How Proteins Clump Together Molecular mechanisms in the aggregation of proteins in membraneless organelles
What happens when cells are under prolonged stress? Proteins behave atypically, stop working, can clump together and ultimately damage the entire cell. Researchers at Technische Universität Braunschweig and the Université Paris have investigated which processes lead to this. The focus was on a protein that is associated with familial ALS. If the molecular processes can be better understood, it could be possible to work on novel therapeutic approaches for neurodegenerative diseases. The results of the research work have been published in the Journal of the American Chemical Society.
Proteins are the most important molecular machines of the cell, involved in all vital cellular processes. For a long time, cells have been regarded as “bags full of proteins”, with the cell components being subdivided by membrane-bounded organelles. Examples of these membrane-bounded organelles are nuclei and mitochondria, the “power plants of the cell”. However, research in the last five years has increasingly shown that proteins within such “bags” can additionally organize themselves into membrane-less organelles (MLOs).
The formation of these MLOs is based on liquid-liquid phase separation, i.e. it is comparable to the formation of oil droplets in water. This enables the cells to create different, separate chemical environments in which, for example, molecular processes can now take place very efficiently.
Some of these MLOs are formed to help the cell cope with stress. In this way, MLOs ensure that the functional form of the proteins is maintained, thus ensuring the survival of the cell. However, if the cell is exposed to severe stress over a long period of time, for example in the course of a disease, this mechanism may no longer function. Proteins clump together within the MLOs, can no longer perform their function or even damage the cell.
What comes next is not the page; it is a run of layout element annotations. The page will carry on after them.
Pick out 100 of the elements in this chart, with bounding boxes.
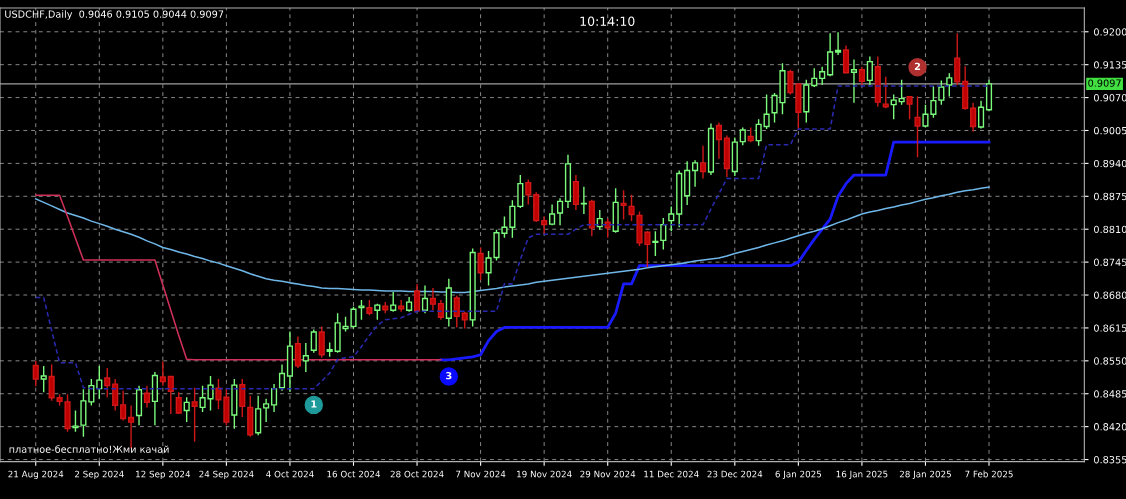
candlestick [755, 118, 762, 147]
candlestick [898, 79, 905, 106]
candlestick [763, 93, 770, 130]
candlestick [429, 287, 437, 311]
candlestick [32, 360, 39, 387]
series-label: 1 [311, 400, 317, 408]
candlestick [398, 299, 405, 313]
candlestick [477, 246, 484, 282]
x-tick-label: 2 Sep 2024 [74, 470, 124, 480]
candlestick [914, 95, 921, 159]
candlestick [628, 194, 635, 222]
candlestick [668, 205, 675, 232]
candlestick [294, 335, 301, 369]
y-tick-label: 0.8875 [1094, 192, 1126, 201]
y-tick-label: 0.9005 [1094, 126, 1126, 135]
candlestick [819, 66, 826, 86]
candlestick [850, 58, 858, 104]
y-tick-label: 0.9135 [1094, 61, 1126, 69]
y-tick-label: 0.9200 [1094, 28, 1126, 36]
candlestick [390, 291, 397, 313]
x-tick-label: 7 Feb 2025 [965, 470, 1013, 478]
candlestick [120, 390, 127, 422]
candlestick [517, 174, 524, 209]
candlestick [977, 99, 985, 130]
candlestick [421, 284, 429, 314]
candlestick [191, 386, 198, 443]
candlestick [882, 76, 889, 109]
candlestick [159, 360, 166, 387]
candlestick [954, 32, 961, 86]
candlestick [310, 328, 317, 354]
x-tick-label: 7 Nov 2024 [456, 470, 506, 478]
candlestick [652, 230, 659, 257]
candlestick [525, 178, 532, 206]
x-tick-label: 28 Jan 2025 [899, 470, 951, 479]
candlestick [453, 294, 460, 329]
candlestick [278, 363, 286, 392]
x-tick-label: 19 Nov 2024 [517, 470, 572, 478]
y-tick-label: 0.8485 [1094, 390, 1126, 398]
candlestick [175, 391, 182, 415]
candlestick [40, 365, 47, 393]
x-tick-label: 12 Sep 2024 [136, 470, 191, 480]
candlestick [827, 32, 834, 78]
y-tick-label: 0.8940 [1094, 159, 1126, 168]
candlestick [96, 365, 103, 400]
candlestick [938, 79, 945, 106]
candlestick [358, 299, 365, 321]
candlestick [572, 174, 580, 211]
x-tick-label: 16 Oct 2024 [327, 470, 381, 478]
candlestick [263, 398, 270, 423]
y-tick-label: 0.8615 [1094, 324, 1126, 332]
candlestick [318, 325, 325, 359]
series-label: 2 [914, 62, 921, 70]
candlestick [787, 69, 794, 96]
candlestick [413, 283, 421, 313]
series-label: 3 [446, 371, 452, 380]
candlestick [541, 215, 548, 235]
candlestick [270, 383, 278, 413]
y-tick-label: 0.9070 [1094, 94, 1126, 102]
candlestick [692, 159, 699, 188]
candlestick [866, 55, 873, 86]
x-tick-label: 29 Nov 2024 [580, 470, 636, 478]
candlestick [946, 72, 953, 98]
annotation: 10:14:10 [580, 16, 635, 26]
x-tick-label: 28 Oct 2024 [390, 470, 444, 478]
candlestick [556, 197, 564, 226]
candlestick [842, 44, 850, 74]
x-tick-label: 21 Aug 2024 [8, 470, 64, 480]
candlestick [183, 396, 190, 423]
candlestick [834, 31, 842, 56]
candlestick [255, 395, 262, 436]
candlestick [48, 363, 55, 402]
candlestick [104, 367, 111, 398]
candlestick [660, 217, 667, 251]
candlestick [88, 378, 95, 407]
y-tick-label: 0.8550 [1094, 357, 1126, 365]
ref-line-label: 0.9097 [1088, 79, 1121, 87]
x-tick-label: 4 Oct 2024 [266, 470, 314, 478]
candlestick [604, 217, 611, 239]
candlestick [620, 189, 627, 221]
candlestick [715, 121, 722, 160]
y-tick-label: 0.8680 [1094, 291, 1126, 299]
candlestick [858, 66, 865, 86]
annotation: платное-бесплатно!Жми качай [9, 445, 169, 453]
y-tick-label: 0.8420 [1094, 423, 1126, 431]
x-tick-label: 6 Jan 2025 [775, 470, 822, 479]
candlestick [143, 384, 151, 409]
x-tick-label: 16 Jan 2025 [836, 470, 888, 479]
chart-title: USDCHF,Daily 0.9046 0.9105 0.9044 0.9097 [5, 10, 224, 20]
x-tick-label: 23 Dec 2024 [707, 470, 763, 478]
candlestick [302, 342, 309, 373]
candlestick [167, 375, 174, 415]
y-tick-label: 0.8355 [1094, 456, 1126, 464]
y-tick-label: 0.8810 [1094, 225, 1126, 234]
candlestick [112, 378, 119, 412]
x-tick-label: 11 Dec 2024 [644, 470, 699, 478]
x-tick-label: 24 Sep 2024 [199, 470, 254, 480]
candlestick [890, 93, 897, 121]
candlestick [596, 209, 603, 231]
candlestick [699, 144, 707, 180]
candlestick [906, 95, 913, 121]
These processes are associated with various neurodegenerative diseases such as amyotrophic lateral sclerosis (ALS), Alzheimer’s disease and Parkinson’s disease.
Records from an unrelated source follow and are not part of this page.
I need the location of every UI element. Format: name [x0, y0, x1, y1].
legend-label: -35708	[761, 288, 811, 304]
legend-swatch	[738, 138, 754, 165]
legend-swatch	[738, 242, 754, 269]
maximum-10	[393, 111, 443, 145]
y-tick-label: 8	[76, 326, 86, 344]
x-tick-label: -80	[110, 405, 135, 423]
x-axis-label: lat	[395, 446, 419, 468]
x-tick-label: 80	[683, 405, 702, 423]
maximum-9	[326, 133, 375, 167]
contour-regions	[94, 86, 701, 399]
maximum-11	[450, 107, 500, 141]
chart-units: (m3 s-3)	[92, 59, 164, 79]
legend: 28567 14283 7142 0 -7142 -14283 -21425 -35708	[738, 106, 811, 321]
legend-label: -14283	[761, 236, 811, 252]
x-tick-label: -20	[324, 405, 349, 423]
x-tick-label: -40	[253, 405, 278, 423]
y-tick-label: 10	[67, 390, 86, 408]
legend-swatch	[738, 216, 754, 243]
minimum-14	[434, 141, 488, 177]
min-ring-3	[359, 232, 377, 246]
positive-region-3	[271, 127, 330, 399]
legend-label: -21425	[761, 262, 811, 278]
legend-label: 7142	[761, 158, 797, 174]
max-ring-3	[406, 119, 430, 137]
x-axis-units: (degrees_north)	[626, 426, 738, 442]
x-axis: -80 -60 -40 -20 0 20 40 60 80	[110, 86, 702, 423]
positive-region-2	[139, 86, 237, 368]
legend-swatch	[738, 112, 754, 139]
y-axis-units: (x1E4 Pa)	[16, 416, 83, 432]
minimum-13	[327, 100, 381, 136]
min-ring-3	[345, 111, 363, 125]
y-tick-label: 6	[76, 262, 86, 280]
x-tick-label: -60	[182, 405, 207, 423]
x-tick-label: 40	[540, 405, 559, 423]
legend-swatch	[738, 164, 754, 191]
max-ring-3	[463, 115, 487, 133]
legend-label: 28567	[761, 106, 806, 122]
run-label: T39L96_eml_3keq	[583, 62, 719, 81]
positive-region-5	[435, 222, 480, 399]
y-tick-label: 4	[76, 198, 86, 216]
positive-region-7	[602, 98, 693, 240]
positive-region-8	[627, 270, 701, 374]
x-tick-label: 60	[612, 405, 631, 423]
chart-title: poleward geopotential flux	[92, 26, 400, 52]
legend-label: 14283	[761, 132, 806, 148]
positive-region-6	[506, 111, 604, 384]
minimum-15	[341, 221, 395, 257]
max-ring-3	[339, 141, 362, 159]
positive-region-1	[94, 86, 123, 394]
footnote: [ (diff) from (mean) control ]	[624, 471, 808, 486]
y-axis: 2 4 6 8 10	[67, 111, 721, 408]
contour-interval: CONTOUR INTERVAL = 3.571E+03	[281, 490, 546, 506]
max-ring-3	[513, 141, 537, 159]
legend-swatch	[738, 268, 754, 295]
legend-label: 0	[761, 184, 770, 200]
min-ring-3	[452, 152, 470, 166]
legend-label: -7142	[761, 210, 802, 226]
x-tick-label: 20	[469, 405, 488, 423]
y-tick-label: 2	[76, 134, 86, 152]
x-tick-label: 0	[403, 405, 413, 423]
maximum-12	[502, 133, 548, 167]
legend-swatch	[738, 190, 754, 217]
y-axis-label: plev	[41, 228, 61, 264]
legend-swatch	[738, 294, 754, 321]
“The aim of our research is to understand the molecular mechanisms underlying the clumping of proteins in MLOs,” says Professor Simon Ebbinghaus from the Institute of Physical and Theoretical Chemistry at TU Braunschweig.
In the published research work, the protein superoxide dismutase 1 (SOD1) was investigated in particular. SOD1 is an enzyme that is associated with familial ALS. Various experiments and computer simulations were used to analyze the steps leading up to clumping. “We have shown that the initial clumping steps, the destabilization of individual SOD1 proteins, already play a crucial role. SOD1 proteins that have mutations associated with ALS accumulate thereby rapidly in MLOs. Through these novel findings, we hope to provide starting points for novel therapeutic strategies against serious neurodegenerative diseases. Our future research will continue in this direction,” says Professor Ebbinghaus.
The research work was carried out as part of the priority program “Molecular Mechanisms of Functional Phase Separation” (SPP 2191), funded by the German Research Foundation (DFG) with a total amount of 209,250 euros. The program started on February 6, 2019, and the funding ends on February 5, 2022.
In addition to Professor Simon Ebbinghaus, Dr. Nirnay Samanta (post-doc) and the doctoral students Sara Ribeiro, Mailin Becker and Roland Pollak were involved in the research work at TU Braunschweig. Also involved were Professor Dr. Fabio Sterpone and his doctoral student Emeline Laboire from the CNRS Laboratoire de Biochimie Théorique, Institut de Biologie Physico-Chimique at the Université Paris, as well as collaborator Dr. Stepan Timr, who now works at the Academy of Sciences of the Czech Republic.